The Perry County Community Foundation has distributed significant new support to local students and nonprofits, continuing an ongoing pattern of small but targeted investments that keep county services running and help area young people afford further education. Recent announcements show 26 students received more than $63,000 in scholarships while the foundation’s Community Good Grants program awarded more than $110,000 to 21 nonprofits.
Those figures translate to roughly $2,400 per scholarship recipient and about $5,200 per nonprofit award on average, underscoring how modest grants add up across the county. Scholarship awards included the selection of a Lilly Endowment Community Scholar for 2026 from Tell City High School, a distinction that brings local recognition for the student and highlights the foundation’s role in advancing postsecondary opportunities here.
Grant awards went to a broad mix of organizations that supply direct services and build community capacity. Recipients listed include Catholic Charities Tell City, the Perry Central Education Foundation, the Tell City Police Department for equipment upgrades, local recovery and support organizations, and school-based youth mental-health programs. Those investments touch everyday needs: counseling and recovery services address rising behavioral-health demands, school mental-health support targets student wellbeing that affects attendance and learning, and police equipment upgrades can improve response and officer safety.

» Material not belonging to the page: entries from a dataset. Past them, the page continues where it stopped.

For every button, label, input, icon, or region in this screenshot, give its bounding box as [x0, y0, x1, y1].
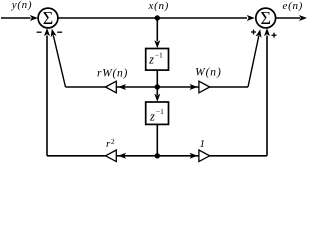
wire: Z1 to middle line — [156, 70, 158, 87]
arrowhead into gain 1 — [190, 153, 198, 159]
arrowhead into delay Z2 — [154, 94, 160, 102]
svg-text:−1: −1 — [155, 51, 163, 60]
svg-text:rW(n): rW(n) — [97, 67, 128, 79]
svg-text:x(n): x(n) — [148, 0, 170, 12]
wire: middle node down to second delay — [156, 87, 158, 95]
arrowhead right vertical into U2 — [264, 28, 270, 36]
gain amplifier W(n) triangle — [199, 81, 210, 93]
arrowhead left slant into U1 — [51, 29, 57, 37]
svg-text:Σ: Σ — [43, 8, 53, 28]
svg-text:Σ: Σ — [260, 8, 270, 28]
node middle junction dot — [155, 84, 160, 89]
wire: left feedback vertical — [46, 36, 48, 156]
gain amplifier r^2 triangle — [106, 150, 117, 162]
svg-text:1: 1 — [199, 138, 205, 150]
gain amplifier rW(n) triangle — [106, 81, 117, 93]
arrowhead into gain rW(n) — [118, 84, 126, 90]
svg-text:−1: −1 — [156, 107, 164, 116]
minus sign right of U1 input — [57, 31, 62, 33]
wire: bottom horizontal line — [47, 155, 267, 157]
svg-text:y(n): y(n) — [11, 0, 33, 11]
gain amplifier 1 triangle — [199, 150, 210, 162]
arrowhead into summer U1 — [30, 15, 38, 21]
wire: top line from U1 to U2 — [58, 17, 248, 19]
svg-text:e(n): e(n) — [283, 0, 304, 12]
arrowhead left vertical into U1 — [44, 28, 50, 36]
svg-text:2: 2 — [111, 137, 115, 146]
arrowhead into gain r^2 — [118, 153, 126, 159]
plus sign right of U2 input — [272, 33, 277, 38]
arrowhead output e(n) — [299, 15, 307, 21]
minus sign left of U1 input — [37, 31, 42, 33]
arrowhead into summer U2 — [247, 15, 255, 21]
svg-text:z: z — [148, 53, 154, 67]
svg-text:z: z — [149, 109, 155, 123]
wire: x(n) down to first delay — [156, 18, 158, 41]
wire: right feedback vertical — [266, 36, 268, 156]
wire: middle horizontal line — [66, 86, 249, 88]
svg-text:W(n): W(n) — [195, 67, 222, 79]
summer U2 (right sigma circle) — [256, 8, 276, 28]
wire: Z2 down to bottom line — [156, 124, 158, 155]
wire: left slant from rW(n) path to U1 — [53, 35, 65, 87]
wire: input y(n) line — [1, 17, 31, 19]
arrowhead right slant into U2 — [256, 29, 262, 37]
arrowhead into delay Z1 — [154, 40, 160, 48]
wire: right slant from W(n) path to U2 — [248, 36, 259, 87]
delay block Z2 (z^-1) — [146, 102, 169, 124]
node bottom junction dot — [155, 153, 160, 158]
summer U1 (left sigma circle) — [38, 8, 58, 28]
delay block Z1 (z^-1) — [146, 49, 169, 71]
node x(n) junction dot — [155, 15, 160, 20]
plus sign left of U2 input — [251, 30, 256, 35]
wire: output e(n) line — [275, 17, 300, 19]
arrowhead into gain W(n) — [190, 84, 198, 90]
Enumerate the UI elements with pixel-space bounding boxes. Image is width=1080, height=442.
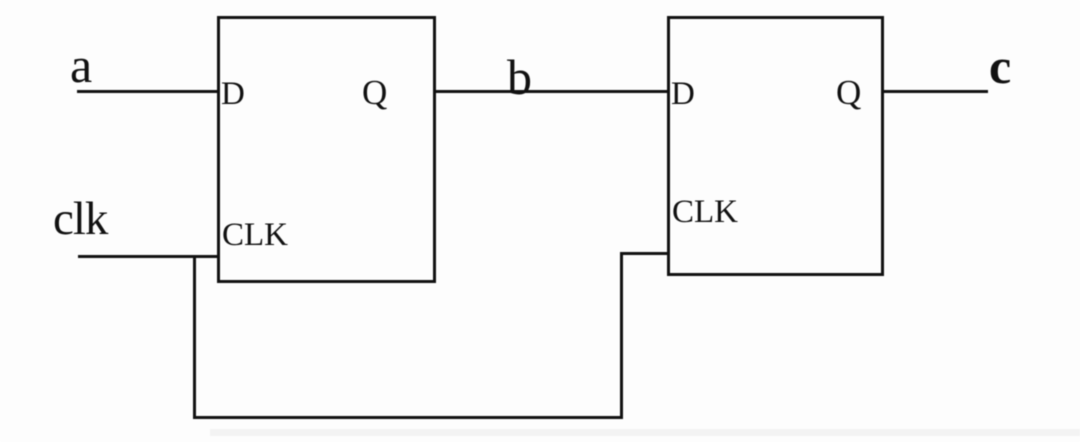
wire clk into U2	[620, 252, 668, 255]
node clk label	[53, 196, 107, 243]
pin CLK of U2	[672, 196, 738, 229]
pin Q of U2	[836, 75, 861, 110]
flip-flop U1	[217, 16, 436, 283]
pin Q of U1	[362, 75, 387, 110]
wire a input	[77, 90, 218, 93]
wire clk riser to U2	[620, 252, 623, 417]
node b label	[507, 52, 532, 102]
pin D of U2	[671, 78, 695, 111]
wire clk bottom run	[193, 416, 624, 419]
wire clk vertical drop	[193, 256, 196, 418]
wire c output	[882, 90, 988, 93]
pin D of U1	[221, 78, 245, 111]
pin CLK of U1	[222, 219, 288, 252]
wire b (U1.Q to U2.D)	[434, 90, 668, 93]
node a label	[70, 40, 92, 90]
wire clk input	[78, 255, 218, 258]
node c label	[989, 41, 1011, 91]
flip-flop U2	[667, 16, 884, 276]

For Perry County’s nonprofit sector these awards operate like seed capital. Grants of this scale are seldom sufficient to cover full program budgets, but they allow organizations to pilot new services, replace worn equipment, or leverage matching funds from other sources. With 21 nonprofits funded, the foundation is spreading limited philanthropic dollars to preserve a wide safety net rather than concentrating resources in a few large recipients.
Economically, the combined $173,000-plus in scholarships and grants funnels money directly into the local economy: students use awards for tuition, books, and living costs, while nonprofits spend on staff, supplies, and contracts. That spending supports jobs and keeps service infrastructure viable in smaller communities where state and federal funding can be unpredictable.

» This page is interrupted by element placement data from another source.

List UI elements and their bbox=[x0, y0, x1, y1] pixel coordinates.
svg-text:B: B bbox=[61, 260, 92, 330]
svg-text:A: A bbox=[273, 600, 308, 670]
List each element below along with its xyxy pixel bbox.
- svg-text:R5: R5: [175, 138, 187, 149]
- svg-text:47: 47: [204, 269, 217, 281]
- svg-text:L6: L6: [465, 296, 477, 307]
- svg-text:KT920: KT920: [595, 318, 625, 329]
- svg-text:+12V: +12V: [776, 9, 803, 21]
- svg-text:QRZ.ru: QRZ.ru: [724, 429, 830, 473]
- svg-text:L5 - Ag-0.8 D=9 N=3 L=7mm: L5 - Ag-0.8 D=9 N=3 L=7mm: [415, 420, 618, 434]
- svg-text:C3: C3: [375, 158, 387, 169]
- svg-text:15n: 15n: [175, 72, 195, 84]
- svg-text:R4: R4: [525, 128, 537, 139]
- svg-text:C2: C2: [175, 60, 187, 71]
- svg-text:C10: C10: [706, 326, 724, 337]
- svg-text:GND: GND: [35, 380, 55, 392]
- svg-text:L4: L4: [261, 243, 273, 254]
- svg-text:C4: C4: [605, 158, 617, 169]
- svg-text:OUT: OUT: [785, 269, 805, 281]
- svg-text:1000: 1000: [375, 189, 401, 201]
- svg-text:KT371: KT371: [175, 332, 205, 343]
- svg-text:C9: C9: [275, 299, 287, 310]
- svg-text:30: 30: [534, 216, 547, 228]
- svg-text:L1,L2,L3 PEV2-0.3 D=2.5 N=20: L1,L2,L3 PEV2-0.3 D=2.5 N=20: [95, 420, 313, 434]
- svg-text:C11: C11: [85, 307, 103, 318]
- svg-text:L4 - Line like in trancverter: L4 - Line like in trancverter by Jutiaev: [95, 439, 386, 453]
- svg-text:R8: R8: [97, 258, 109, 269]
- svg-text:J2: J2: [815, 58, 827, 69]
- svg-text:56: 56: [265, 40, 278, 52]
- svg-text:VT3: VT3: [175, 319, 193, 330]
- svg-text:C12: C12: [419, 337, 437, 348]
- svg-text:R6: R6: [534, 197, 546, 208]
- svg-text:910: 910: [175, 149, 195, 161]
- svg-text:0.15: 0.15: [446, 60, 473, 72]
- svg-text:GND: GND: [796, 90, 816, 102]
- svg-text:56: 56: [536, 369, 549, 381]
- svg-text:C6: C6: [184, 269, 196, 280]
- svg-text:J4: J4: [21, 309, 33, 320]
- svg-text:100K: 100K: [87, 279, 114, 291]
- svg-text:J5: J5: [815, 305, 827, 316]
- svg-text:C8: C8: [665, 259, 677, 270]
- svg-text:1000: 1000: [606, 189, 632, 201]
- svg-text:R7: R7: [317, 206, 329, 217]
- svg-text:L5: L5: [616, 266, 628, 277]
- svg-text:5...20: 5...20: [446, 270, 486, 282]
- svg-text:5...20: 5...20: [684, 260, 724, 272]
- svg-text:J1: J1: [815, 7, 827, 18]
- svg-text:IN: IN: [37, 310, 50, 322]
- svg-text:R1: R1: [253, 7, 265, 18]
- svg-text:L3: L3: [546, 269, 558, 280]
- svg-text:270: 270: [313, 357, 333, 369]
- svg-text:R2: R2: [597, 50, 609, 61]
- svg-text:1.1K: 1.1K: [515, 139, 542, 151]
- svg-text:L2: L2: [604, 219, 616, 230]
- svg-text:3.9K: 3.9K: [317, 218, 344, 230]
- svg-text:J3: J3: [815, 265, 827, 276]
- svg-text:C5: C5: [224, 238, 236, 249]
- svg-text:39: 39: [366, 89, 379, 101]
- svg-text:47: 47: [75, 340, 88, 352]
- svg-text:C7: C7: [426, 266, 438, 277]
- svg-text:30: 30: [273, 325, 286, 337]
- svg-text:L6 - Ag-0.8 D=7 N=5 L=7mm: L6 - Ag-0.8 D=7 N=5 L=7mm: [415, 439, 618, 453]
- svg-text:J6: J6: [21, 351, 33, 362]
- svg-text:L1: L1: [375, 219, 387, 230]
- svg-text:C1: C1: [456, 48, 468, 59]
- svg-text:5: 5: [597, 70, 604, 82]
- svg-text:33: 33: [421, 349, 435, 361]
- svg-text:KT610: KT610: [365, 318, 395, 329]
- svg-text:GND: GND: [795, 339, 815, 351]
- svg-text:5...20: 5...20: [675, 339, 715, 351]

For families and organizations in Perry County the headline is practical: these awards reduce barriers for students and shore up vital community services. Students should note that local scholarship programs are active and accessible, and nonprofits can view these grants as opportunities to pilot projects or cover critical shortfalls.
The takeaway? Keep an eye on foundation cycles and apply early - small awards here add up to real community support and can be the difference between a program continuing or folding.